糖尿病の重症化予防に向けた医療機関連携の取り組みを語った岡山大学病院の四方賢一教授

 「糖尿病」と診断されても、ほとんどの人は最初は何の症状も出ない。だが、本当は怖い病気だ。進行すれば、失明につながる網膜症、人工透析が必要になる腎症、心筋梗塞、脳梗塞など、全身でさまざまな合併症を引き起こす。

 岡山県内の医療機関が連携する「岡山県糖尿病対策専門会議」は、糖尿病患者に適切な受診を呼びかけ、重症化を防ごうと、教育プログラムの作成や研修会の開催などの取り組みを展開している。8月19日、県医師会と共に岡山市で開いたシンポジウム「糖尿病性腎症の克服を目指して」では、腎症の重症化予防に焦点を当て、専門医、行政担当者ら4人が講演した。

 国立国際医療研究センター研究所の植木浩二郎・糖尿病研究センター長は、腎症の重症化を防ぐには、未診断・未受診のままになっている患者が受診するよう促すこと、治療開始後も中断しないように指導することが鍵になると話した。

 金沢医科大学糖尿病・内分泌内科学の古家大祐教授は、厳格な血糖管理の必要性を指摘し、新しい血糖降下薬のSGLT2阻害薬について解説した。

 厚生労働省国民健康保険課の米丸聡課長補佐は、重症化予防に取り組む市町村ほど交付金がより多く配分される「保険者努力支援制度」のインセンティブ(報奨)を通じ、行政の取り組みを後押ししていることを説明した。

 岡山大学病院新医療研究開発センターの四方賢一教授(県糖尿病対策専門会議会長)は、医療機関が連携する「おかやまDMネット」の体制を紹介。かかりつけ医と専門医が機能を分担し、患者の状態によって切れ目のない治療を提供していることを強調した。

<講演要旨>四方賢一・岡山大学病院新医療研究開発センター教授

 糖尿病の進行、重症化を予防するため、かかりつけ医と専門医が連携する意義と成果について話した四方賢一教授の講演「岡山県における糖尿病の現状と対策 糖尿病性腎症重症化予防に向けて」の要旨を紹介する。

 岡山県の現状は、2013年の推計で、糖尿病患者が約16万人、予備群を含めると30万人ほどと考えられる。地域的には県北西部や県北東部の住民が男女とも比較的血糖値が高い。高齢者の多いことが一因だろう。一方、専門医は県南に偏在している。地域の糖尿病医療を支える人材の養成と、医療連携を進めなければならない。

 岡山県では、行政と県医師会など多くの団体の協力により、12年から「糖尿病等生活習慣病医療連携推進事業」(16年より「糖尿病医療連携推進事業」に改称)を開始した。医療水準の向上と医療連携を進め、県内どこでも安心して糖尿病の治療を受けられるようにするのが目的だ。

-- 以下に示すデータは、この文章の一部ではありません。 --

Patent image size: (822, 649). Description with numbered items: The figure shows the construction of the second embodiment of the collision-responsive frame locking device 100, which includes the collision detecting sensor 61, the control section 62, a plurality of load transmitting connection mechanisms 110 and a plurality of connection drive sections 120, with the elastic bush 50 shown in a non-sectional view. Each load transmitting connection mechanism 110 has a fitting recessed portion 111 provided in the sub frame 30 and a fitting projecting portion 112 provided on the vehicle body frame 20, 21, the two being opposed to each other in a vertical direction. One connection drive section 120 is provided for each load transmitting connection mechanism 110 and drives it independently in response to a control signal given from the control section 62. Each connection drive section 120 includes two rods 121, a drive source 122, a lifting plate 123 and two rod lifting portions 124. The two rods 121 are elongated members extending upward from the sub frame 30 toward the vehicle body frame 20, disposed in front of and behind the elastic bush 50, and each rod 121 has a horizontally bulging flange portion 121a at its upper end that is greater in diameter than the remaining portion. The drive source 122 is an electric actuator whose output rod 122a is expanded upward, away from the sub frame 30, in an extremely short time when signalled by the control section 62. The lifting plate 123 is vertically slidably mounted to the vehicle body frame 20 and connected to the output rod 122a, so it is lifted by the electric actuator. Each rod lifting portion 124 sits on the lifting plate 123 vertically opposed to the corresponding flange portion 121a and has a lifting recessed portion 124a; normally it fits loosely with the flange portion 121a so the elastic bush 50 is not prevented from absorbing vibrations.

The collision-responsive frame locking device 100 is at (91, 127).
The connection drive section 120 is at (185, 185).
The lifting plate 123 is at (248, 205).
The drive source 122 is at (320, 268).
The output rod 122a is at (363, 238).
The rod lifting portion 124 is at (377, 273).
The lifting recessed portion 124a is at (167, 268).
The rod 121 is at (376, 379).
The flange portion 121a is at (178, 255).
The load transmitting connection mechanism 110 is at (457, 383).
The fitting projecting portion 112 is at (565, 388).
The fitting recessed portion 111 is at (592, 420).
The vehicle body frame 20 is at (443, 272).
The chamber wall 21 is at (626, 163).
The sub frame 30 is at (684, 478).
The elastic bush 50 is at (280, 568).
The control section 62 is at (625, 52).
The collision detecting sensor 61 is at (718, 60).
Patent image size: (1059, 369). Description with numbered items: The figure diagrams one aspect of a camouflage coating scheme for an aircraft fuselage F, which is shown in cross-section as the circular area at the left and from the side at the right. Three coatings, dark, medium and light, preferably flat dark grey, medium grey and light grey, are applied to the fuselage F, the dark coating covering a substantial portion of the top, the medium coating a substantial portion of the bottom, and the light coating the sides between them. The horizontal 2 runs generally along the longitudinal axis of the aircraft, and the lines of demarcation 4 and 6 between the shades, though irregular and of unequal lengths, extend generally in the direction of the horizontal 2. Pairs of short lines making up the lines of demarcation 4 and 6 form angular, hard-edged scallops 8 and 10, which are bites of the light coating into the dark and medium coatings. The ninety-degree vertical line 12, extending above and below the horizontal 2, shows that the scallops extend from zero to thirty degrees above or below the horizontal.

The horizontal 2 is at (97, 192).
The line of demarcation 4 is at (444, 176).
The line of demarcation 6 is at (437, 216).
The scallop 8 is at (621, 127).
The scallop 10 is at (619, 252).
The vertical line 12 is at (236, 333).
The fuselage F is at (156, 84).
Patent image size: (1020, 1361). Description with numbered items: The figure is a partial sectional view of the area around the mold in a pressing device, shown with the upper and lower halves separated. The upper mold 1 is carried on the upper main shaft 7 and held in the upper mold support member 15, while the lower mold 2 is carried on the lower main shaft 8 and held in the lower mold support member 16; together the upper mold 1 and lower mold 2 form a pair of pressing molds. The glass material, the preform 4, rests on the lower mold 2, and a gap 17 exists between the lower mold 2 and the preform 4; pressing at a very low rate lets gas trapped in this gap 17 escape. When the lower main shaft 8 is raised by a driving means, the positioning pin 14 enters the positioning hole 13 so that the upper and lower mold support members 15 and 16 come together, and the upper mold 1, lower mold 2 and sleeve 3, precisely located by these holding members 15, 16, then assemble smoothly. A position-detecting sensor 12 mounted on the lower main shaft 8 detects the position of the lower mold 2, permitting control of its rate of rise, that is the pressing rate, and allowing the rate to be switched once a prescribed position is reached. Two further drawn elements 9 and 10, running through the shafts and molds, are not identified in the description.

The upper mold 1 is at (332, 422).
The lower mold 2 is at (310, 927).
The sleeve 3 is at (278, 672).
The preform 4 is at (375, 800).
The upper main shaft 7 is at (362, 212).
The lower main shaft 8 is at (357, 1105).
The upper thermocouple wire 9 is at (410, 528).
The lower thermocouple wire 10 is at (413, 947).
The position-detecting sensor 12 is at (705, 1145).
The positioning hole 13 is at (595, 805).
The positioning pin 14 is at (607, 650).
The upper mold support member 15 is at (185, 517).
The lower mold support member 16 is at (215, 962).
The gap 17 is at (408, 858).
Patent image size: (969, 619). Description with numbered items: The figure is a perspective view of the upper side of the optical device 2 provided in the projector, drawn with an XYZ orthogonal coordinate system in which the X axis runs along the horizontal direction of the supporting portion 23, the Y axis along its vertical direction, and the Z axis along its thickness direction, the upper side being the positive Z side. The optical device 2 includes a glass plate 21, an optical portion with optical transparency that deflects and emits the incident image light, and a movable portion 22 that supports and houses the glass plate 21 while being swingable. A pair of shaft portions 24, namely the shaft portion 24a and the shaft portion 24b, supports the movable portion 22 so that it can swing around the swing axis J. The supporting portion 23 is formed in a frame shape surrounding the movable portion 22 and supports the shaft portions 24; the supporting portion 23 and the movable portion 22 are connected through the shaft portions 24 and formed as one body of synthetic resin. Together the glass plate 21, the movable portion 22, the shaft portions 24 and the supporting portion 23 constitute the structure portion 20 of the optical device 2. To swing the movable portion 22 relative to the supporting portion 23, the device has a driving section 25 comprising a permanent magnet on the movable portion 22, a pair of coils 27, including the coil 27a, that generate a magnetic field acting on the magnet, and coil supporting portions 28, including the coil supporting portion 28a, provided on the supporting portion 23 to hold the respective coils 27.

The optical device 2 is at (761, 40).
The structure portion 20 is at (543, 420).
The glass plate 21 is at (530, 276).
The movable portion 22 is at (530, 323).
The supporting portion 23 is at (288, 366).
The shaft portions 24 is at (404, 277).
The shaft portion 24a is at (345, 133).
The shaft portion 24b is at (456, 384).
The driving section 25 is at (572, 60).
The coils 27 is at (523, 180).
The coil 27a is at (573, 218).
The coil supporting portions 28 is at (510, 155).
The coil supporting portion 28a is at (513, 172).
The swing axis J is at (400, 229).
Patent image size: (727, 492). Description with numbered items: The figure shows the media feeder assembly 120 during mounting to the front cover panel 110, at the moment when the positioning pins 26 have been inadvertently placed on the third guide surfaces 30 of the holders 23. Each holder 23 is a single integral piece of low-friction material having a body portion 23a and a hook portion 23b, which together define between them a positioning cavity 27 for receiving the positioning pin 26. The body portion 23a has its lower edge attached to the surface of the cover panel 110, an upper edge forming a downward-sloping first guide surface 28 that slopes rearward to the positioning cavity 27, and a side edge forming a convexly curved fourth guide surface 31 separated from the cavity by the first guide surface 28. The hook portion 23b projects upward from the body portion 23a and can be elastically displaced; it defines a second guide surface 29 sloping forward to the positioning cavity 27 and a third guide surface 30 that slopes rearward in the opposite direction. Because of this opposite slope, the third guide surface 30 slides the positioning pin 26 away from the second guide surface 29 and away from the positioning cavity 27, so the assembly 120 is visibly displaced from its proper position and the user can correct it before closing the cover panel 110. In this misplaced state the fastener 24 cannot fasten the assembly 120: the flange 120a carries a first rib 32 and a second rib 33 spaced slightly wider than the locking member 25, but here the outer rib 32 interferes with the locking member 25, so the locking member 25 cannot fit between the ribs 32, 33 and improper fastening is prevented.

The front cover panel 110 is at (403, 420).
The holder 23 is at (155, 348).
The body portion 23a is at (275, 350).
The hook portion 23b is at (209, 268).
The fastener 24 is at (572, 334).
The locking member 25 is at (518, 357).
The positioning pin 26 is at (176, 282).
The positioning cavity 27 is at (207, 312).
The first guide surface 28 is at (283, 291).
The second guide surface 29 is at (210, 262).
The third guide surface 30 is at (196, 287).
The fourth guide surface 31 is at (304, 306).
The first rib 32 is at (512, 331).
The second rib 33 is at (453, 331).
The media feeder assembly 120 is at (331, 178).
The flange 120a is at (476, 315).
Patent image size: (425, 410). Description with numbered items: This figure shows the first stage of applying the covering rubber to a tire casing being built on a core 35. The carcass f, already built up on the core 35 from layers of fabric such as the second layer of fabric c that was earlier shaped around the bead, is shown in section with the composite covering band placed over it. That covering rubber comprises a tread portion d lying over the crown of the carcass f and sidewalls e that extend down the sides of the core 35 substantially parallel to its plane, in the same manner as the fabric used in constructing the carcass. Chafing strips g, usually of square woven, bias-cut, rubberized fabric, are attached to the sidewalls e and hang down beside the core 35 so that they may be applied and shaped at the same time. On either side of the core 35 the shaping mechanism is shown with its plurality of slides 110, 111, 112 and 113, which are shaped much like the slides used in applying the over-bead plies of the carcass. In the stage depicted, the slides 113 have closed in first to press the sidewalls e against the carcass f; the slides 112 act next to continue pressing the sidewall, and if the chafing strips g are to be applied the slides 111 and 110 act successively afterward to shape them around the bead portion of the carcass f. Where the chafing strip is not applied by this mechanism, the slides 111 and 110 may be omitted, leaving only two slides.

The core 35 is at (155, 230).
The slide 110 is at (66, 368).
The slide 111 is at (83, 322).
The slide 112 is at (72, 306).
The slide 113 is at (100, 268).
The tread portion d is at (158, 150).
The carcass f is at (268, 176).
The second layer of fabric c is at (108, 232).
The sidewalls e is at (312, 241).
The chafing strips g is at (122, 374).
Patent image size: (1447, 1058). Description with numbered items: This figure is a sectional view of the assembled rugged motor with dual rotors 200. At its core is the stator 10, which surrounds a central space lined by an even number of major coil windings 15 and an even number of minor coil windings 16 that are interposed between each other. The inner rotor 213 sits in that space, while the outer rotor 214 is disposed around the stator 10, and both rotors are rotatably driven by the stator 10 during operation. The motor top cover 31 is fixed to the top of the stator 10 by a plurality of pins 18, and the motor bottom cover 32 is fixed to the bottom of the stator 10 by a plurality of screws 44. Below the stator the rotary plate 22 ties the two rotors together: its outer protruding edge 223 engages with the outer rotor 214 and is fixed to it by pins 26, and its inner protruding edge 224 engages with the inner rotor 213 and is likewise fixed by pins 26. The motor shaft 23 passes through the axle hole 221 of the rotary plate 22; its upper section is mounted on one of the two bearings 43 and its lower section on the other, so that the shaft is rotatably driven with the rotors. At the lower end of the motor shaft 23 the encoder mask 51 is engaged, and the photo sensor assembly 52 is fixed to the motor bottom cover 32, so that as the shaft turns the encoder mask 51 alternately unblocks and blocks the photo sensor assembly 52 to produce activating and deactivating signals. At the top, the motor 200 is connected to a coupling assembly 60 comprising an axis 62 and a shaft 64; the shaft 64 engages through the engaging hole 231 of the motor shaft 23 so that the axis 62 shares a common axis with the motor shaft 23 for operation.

 この事業を通じ、糖尿病医療連携ネットワーク(おかやまDMネット)を組織した。糖尿病医療に関わる県内の医療機関を機能別に四つに分類し、登録している。総合管理(かかりつけ医)、専門治療、慢性合併症治療、急性増悪時治療の役割を分担し、医療機関同士で連携を取っている。

 登録機関のかかりつけ医と専門医が互いのメリットを生かし、切れ目のない医療を展開する。機能別に認定を受けた医師と、研修を受講した「おかやま糖尿病サポーター」の看護師、保健師、薬剤師らがチーム医療を推進している。

 参加機関はかかりつけ医334施設、専門治療30施設、慢性合併症治療は歯科も含め478施設、急性増悪時治療19施設。糖尿病サポーターのスタッフは約1700人になった。

 患者が受診しやすいよう、かかりつけ医を紹介するハンドブックを製作した。専用のウェブサイトを設け、糖尿病教育の教材を共有するシステムをつくっている。また、医科と歯科の連携にも取り組み、県医師会、県歯科医師会の協力で医科歯科連携シートを作成した。歯周病を合併する糖尿病患者が歯科を受診する際に活用している。

 事業開始後、県南東部、県南西部と真庭医療圏では、おかやまDMネット内の専門医療機関よりもかかりつけ医を受診する患者の比率が上がっている。医療連携が進んだ成果だと推測できる。

 人口動態統計の糖尿病による死亡率をみると、岡山県は16年から全国平均を下回り、17年は10・0に減っている(全国は11・2)。腎症による新規の透析導入患者も、全国に比べ減少幅が大きい。岡山県の糖尿病患者の予後が改善していると言えると思う。

 腎症の重症化予防に向け、県が策定したプログラムでは、保険者(行政)とかかりつけ医、専門医が連携することを重視している。おかやまDMネットが養成した人材は、これまで治療を中心に活動してきたが、今後は予防にも寄与できるのではないかと考えている。

 しかた・けんいち 京都府出身。岡山大学医学部卒、同大学院医学研究科修了。米ハーバード大学医学部ジョスリン糖尿病センター客員准教授、岡山大学病院腎臓・糖尿病・内分泌内科診療科長などを経て、2010年から岡山大学病院新医療研究開発センター教授。岡山県糖尿病対策専門会議会長、岡山県糖尿病協会会長も務めている。